Should I be more concerned about cardiovascular risk from TRT after 50?
The TRAVERSE trial (2023) — a large randomized controlled trial of 5,246 hypogonadal men with pre-existing cardiovascular disease — found that testosterone therapy was non-inferior to placebo for major adverse cardiovascular events (MACE). This does not mean TRT is risk-free for every patient; cardiovascular risk factors, medical history, and individual clinical assessment all matter. At Vitality Texas, all patients receive a cardiovascular baseline evaluation before starting treatment. Ongoing monitoring includes lipid panel review and blood pressure tracking throughout treatment.
Can I start TRT for the first time at 55?
Yes, if labs confirm hypogonadism and symptoms are consistent with testosterone deficiency. Age 55 is not a barrier to starting TRT — many men begin treatment in their 50s, 60s, and beyond after years of normalizing treatable symptoms as inevitable aging. The evaluation process at Vitality Texas includes a free initial consultation, on-site labs with next-day results, and a physician review of your full clinical picture before any treatment begins. Starting later in life does not fundamentally change the protocol, though monitoring may be more frequent initially given the additional screening points relevant to older patients.
References
- Snyder PJ, et al. “Effects of Testosterone Treatment in Older Men.” N Engl J Med. 2016;374(7):611–624.
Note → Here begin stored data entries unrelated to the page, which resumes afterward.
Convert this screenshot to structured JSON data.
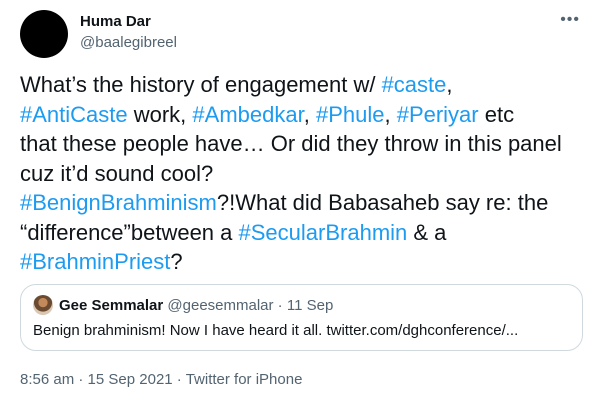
{
  "tweet": {
    "author": {
      "display_name": "Huma Dar",
      "handle": "@baalegibreel"
    },
    "more_icon": "more-horizontal-icon",
    "lines": {
      "l1_a": "What’s the history of engagement w/ ",
      "l1_tag1": "#caste",
      "l1_b": ",",
      "l2_tag1": "#AntiCaste",
      "l2_a": " work, ",
      "l2_tag2": "#Ambedkar",
      "l2_b": ", ",
      "l2_tag3": "#Phule",
      "l2_c": ", ",
      "l2_tag4": "#Periyar",
      "l2_d": " etc",
      "l3": "that these people have… Or did they throw in this panel",
      "l4": "cuz it’d sound cool?",
      "l5_tag": "#BenignBrahminism",
      "l5_a": "?!What did Babasaheb say re: the",
      "l6_a": "“difference”between a ",
      "l6_tag": "#SecularBrahmin",
      "l6_b": " & a",
      "l7_tag": "#BrahminPriest",
      "l7_a": "?"
    },
    "quote": {
      "name": "Gee Semmalar",
      "handle": "@geesemmalar",
      "separator": " · ",
      "date": "11 Sep",
      "text": "Benign brahminism! Now I have heard it all. twitter.com/dghconference/..."
    },
    "meta": {
      "time": "8:56 am",
      "separator1": " · ",
      "date": "15 Sep 2021",
      "separator2": " · ",
      "source": "Twitter for iPhone"
    }
  },
  "colors": {
    "link": "#1d9bf0",
    "text": "#0f1419",
    "secondary": "#536471",
    "border": "#cfd9de"
  }
}
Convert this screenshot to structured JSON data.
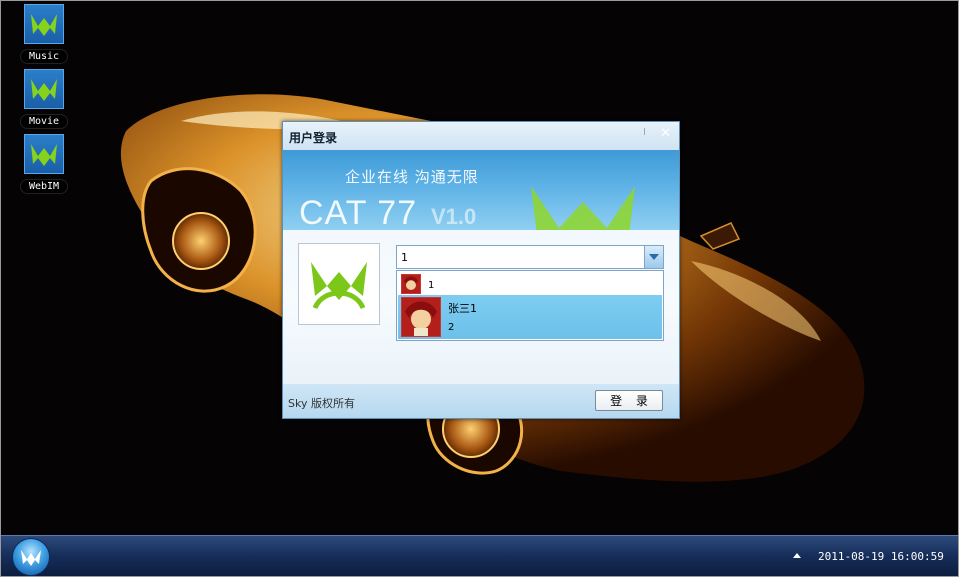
{
  "desktop": {
    "icons": [
      {
        "label": "Music",
        "icon": "app-logo-icon"
      },
      {
        "label": "Movie",
        "icon": "app-logo-icon"
      },
      {
        "label": "WebIM",
        "icon": "app-logo-icon"
      }
    ],
    "wallpaper": "sports-car"
  },
  "login_dialog": {
    "title": "用户登录",
    "slogan": "企业在线  沟通无限",
    "brand": "CAT 77",
    "version": "V1.0",
    "account_combo": {
      "value": "1"
    },
    "dropdown_items": [
      {
        "primary": "1",
        "secondary": ""
      },
      {
        "primary": "张三1",
        "secondary": "2",
        "selected": true
      }
    ],
    "copyright": "Sky 版权所有",
    "login_button": "登 录"
  },
  "taskbar": {
    "clock": "2011-08-19 16:00:59"
  },
  "colors": {
    "accent": "#3e9ad6",
    "logo_green": "#7cc71a",
    "selection": "#7ecdf1"
  }
}
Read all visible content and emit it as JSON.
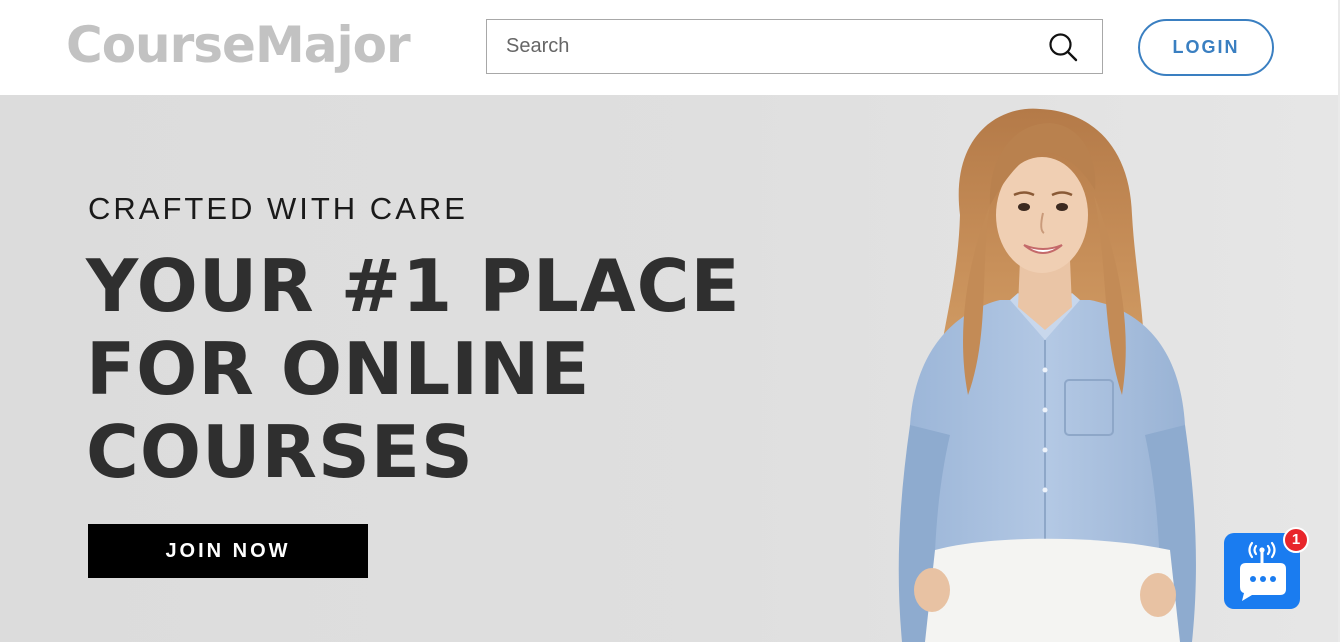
{
  "header": {
    "logo_text": "CourseMajor",
    "search": {
      "placeholder": "Search",
      "value": ""
    },
    "login_label": "LOGIN"
  },
  "hero": {
    "subtitle": "CRAFTED WITH CARE",
    "title_lines": [
      "YOUR #1 PLACE",
      "FOR ONLINE",
      "COURSES"
    ],
    "cta_label": "JOIN NOW"
  },
  "chat_widget": {
    "badge_count": "1"
  },
  "colors": {
    "brand_logo": "#c2c2c2",
    "accent_blue": "#3a7fc1",
    "chat_blue": "#1a7cf0",
    "badge_red": "#e8262b",
    "hero_bg": "#dcdcdc",
    "cta_bg": "#000000"
  },
  "icons": {
    "search": "search-icon",
    "chat": "chat-bubble-icon",
    "signal": "signal-broadcast-icon"
  }
}
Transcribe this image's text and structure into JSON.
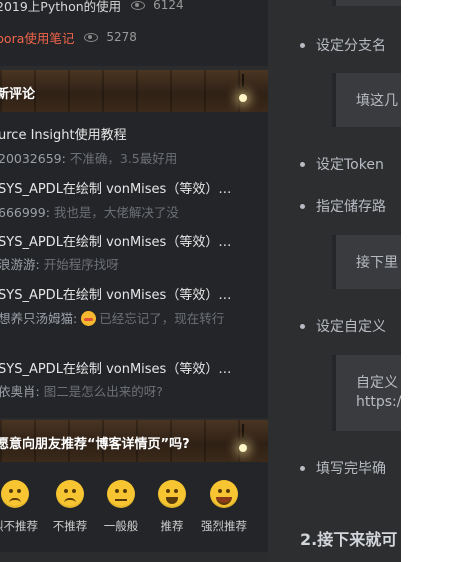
{
  "sidebar": {
    "top_links": [
      {
        "text": "2019上Python的使用",
        "views": "6124",
        "highlight": false
      },
      {
        "text": "pora使用笔记",
        "views": "5278",
        "highlight": true
      }
    ],
    "comments_header": "新评论",
    "comments": [
      {
        "title": "urce Insight使用教程",
        "user": "20032659",
        "text": "不准确，3.5最好用",
        "emoji": false
      },
      {
        "title": "SYS_APDL在绘制 vonMises（等效）…",
        "user": "666999",
        "text": "我也是，大佬解决了没",
        "emoji": false
      },
      {
        "title": "SYS_APDL在绘制 vonMises（等效）…",
        "user": "浪游游",
        "text": "开始程序找呀",
        "emoji": false
      },
      {
        "title": "SYS_APDL在绘制 vonMises（等效）…",
        "user": "想养只汤姆猫",
        "text": "已经忘记了，现在转行",
        "emoji": true
      },
      {
        "title": "SYS_APDL在绘制 vonMises（等效）…",
        "user": "依奥肖",
        "text": "图二是怎么出来的呀?",
        "emoji": false
      }
    ],
    "recommend_header": "愿意向朋友推荐“博客详情页”吗?",
    "recommend_options": [
      {
        "label": "烈不推荐",
        "icon": "angry-face-icon"
      },
      {
        "label": "不推荐",
        "icon": "frown-face-icon"
      },
      {
        "label": "一般般",
        "icon": "neutral-face-icon"
      },
      {
        "label": "推荐",
        "icon": "smile-face-icon"
      },
      {
        "label": "强烈推荐",
        "icon": "grin-face-icon"
      }
    ]
  },
  "article": {
    "items": [
      {
        "type": "bullet",
        "text": "设定分支名"
      },
      {
        "type": "quote",
        "lines": [
          "填这几"
        ]
      },
      {
        "type": "bullet",
        "text": "设定Token"
      },
      {
        "type": "bullet",
        "text": "指定储存路"
      },
      {
        "type": "quote",
        "lines": [
          "接下里"
        ]
      },
      {
        "type": "bullet",
        "text": "设定自定义"
      },
      {
        "type": "quote",
        "lines": [
          "自定义",
          "https:/"
        ]
      },
      {
        "type": "bullet",
        "text": "填写完毕确"
      }
    ],
    "heading": "2.接下来就可"
  },
  "colors": {
    "sidebar_bg": "#242528",
    "highlight_link": "#f0644a",
    "article_bg": "#2d2e30",
    "emoji_yellow": "#f7c531"
  }
}
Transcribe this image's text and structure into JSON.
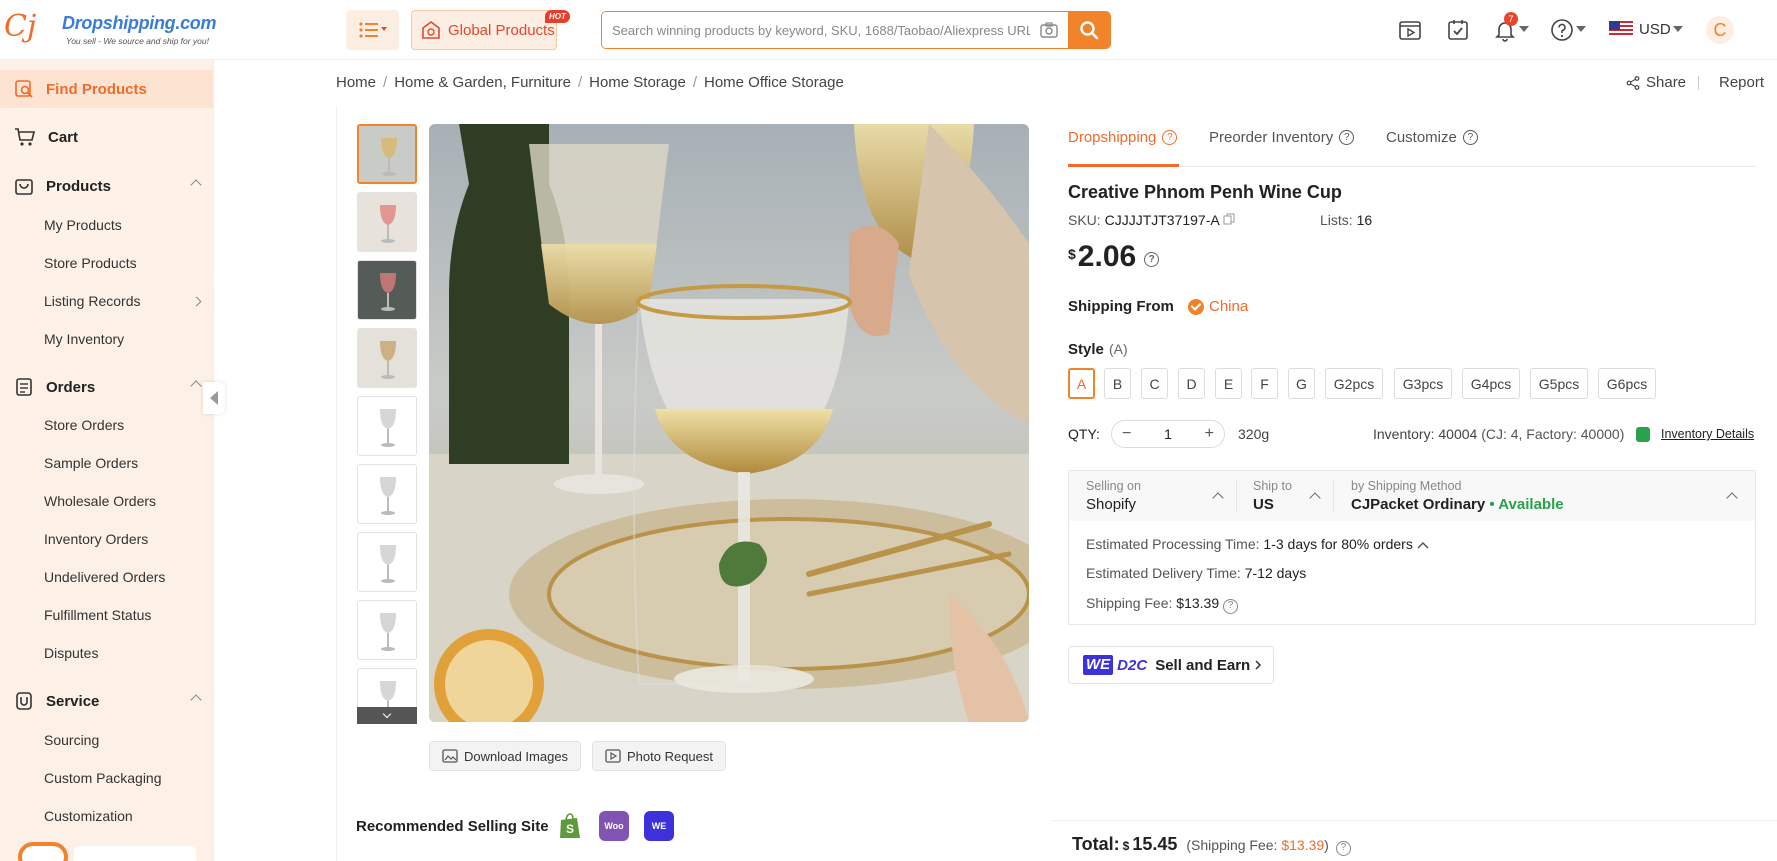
{
  "header": {
    "logo_name": "Dropshipping.com",
    "logo_tagline": "You sell - We source and ship for you!",
    "global_products_label": "Global Products",
    "hot_badge": "HOT",
    "search_placeholder": "Search winning products by keyword, SKU, 1688/Taobao/Aliexpress URL",
    "notification_count": "7",
    "currency": "USD",
    "avatar_initial": "C"
  },
  "sidebar": {
    "find_products": "Find Products",
    "cart": "Cart",
    "products": {
      "label": "Products",
      "items": [
        "My Products",
        "Store Products",
        "Listing Records",
        "My Inventory"
      ]
    },
    "orders": {
      "label": "Orders",
      "items": [
        "Store Orders",
        "Sample Orders",
        "Wholesale Orders",
        "Inventory Orders",
        "Undelivered Orders",
        "Fulfillment Status",
        "Disputes"
      ]
    },
    "service": {
      "label": "Service",
      "items": [
        "Sourcing",
        "Custom Packaging",
        "Customization"
      ]
    }
  },
  "breadcrumb": [
    "Home",
    "Home & Garden, Furniture",
    "Home Storage",
    "Home Office Storage"
  ],
  "page_actions": {
    "share": "Share",
    "report": "Report"
  },
  "gallery": {
    "download_images": "Download Images",
    "photo_request": "Photo Request",
    "thumbnail_count": 9
  },
  "recommended": {
    "label": "Recommended Selling Site",
    "sites": [
      "Shopify",
      "WooCommerce",
      "WE D2C"
    ],
    "site_marks": [
      "S",
      "Woo",
      "WE"
    ]
  },
  "tabs": [
    {
      "label": "Dropshipping",
      "active": true
    },
    {
      "label": "Preorder Inventory",
      "active": false
    },
    {
      "label": "Customize",
      "active": false
    }
  ],
  "product": {
    "title": "Creative Phnom Penh Wine Cup",
    "sku_label": "SKU:",
    "sku": "CJJJJTJT37197-A",
    "lists_label": "Lists:",
    "lists": "16",
    "currency_symbol": "$",
    "price": "2.06",
    "shipping_from_label": "Shipping From",
    "shipping_from": "China",
    "style_label": "Style",
    "style_selected": "(A)",
    "style_options": [
      "A",
      "B",
      "C",
      "D",
      "E",
      "F",
      "G",
      "G2pcs",
      "G3pcs",
      "G4pcs",
      "G5pcs",
      "G6pcs"
    ],
    "qty_label": "QTY:",
    "qty": "1",
    "weight": "320g",
    "inventory_text": "Inventory: 40004",
    "inventory_breakdown": "(CJ: 4, Factory: 40000)",
    "inventory_details": "Inventory Details"
  },
  "shipping": {
    "selling_on_label": "Selling on",
    "selling_on": "Shopify",
    "ship_to_label": "Ship to",
    "ship_to": "US",
    "method_label": "by Shipping Method",
    "method": "CJPacket Ordinary",
    "availability": "• Available",
    "processing_label": "Estimated Processing Time:",
    "processing": "1-3 days for 80% orders",
    "delivery_label": "Estimated Delivery Time:",
    "delivery": "7-12 days",
    "fee_label": "Shipping Fee:",
    "fee": "$13.39"
  },
  "we_d2c": {
    "we": "WE",
    "d2c": "D2C",
    "label": "Sell and Earn"
  },
  "total": {
    "label": "Total:",
    "currency_symbol": "$",
    "value": "15.45",
    "fee_prefix": "(Shipping Fee:",
    "fee": "$13.39",
    "fee_suffix": ")"
  },
  "colors": {
    "brand_orange": "#f1832b",
    "available_green": "#2aa14b",
    "we_purple": "#3d31d9"
  }
}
- Lincoff AM, et al. “Cardiovascular Safety of Testosterone-Replacement Therapy.” N Engl J Med. 2023 (TRAVERSE Trial).
- Morgentaler A, Traish AM. “Shifting the paradigm of testosterone and prostate cancer: the saturation model and the limits of androgen-dependent growth.” European Urology. 2009.
- Bhasin S, et al. “Testosterone Therapy in Men with Hypogonadism: An Endocrine Society Clinical Practice Guideline.” J Clin Endocrinol Metab. 2010.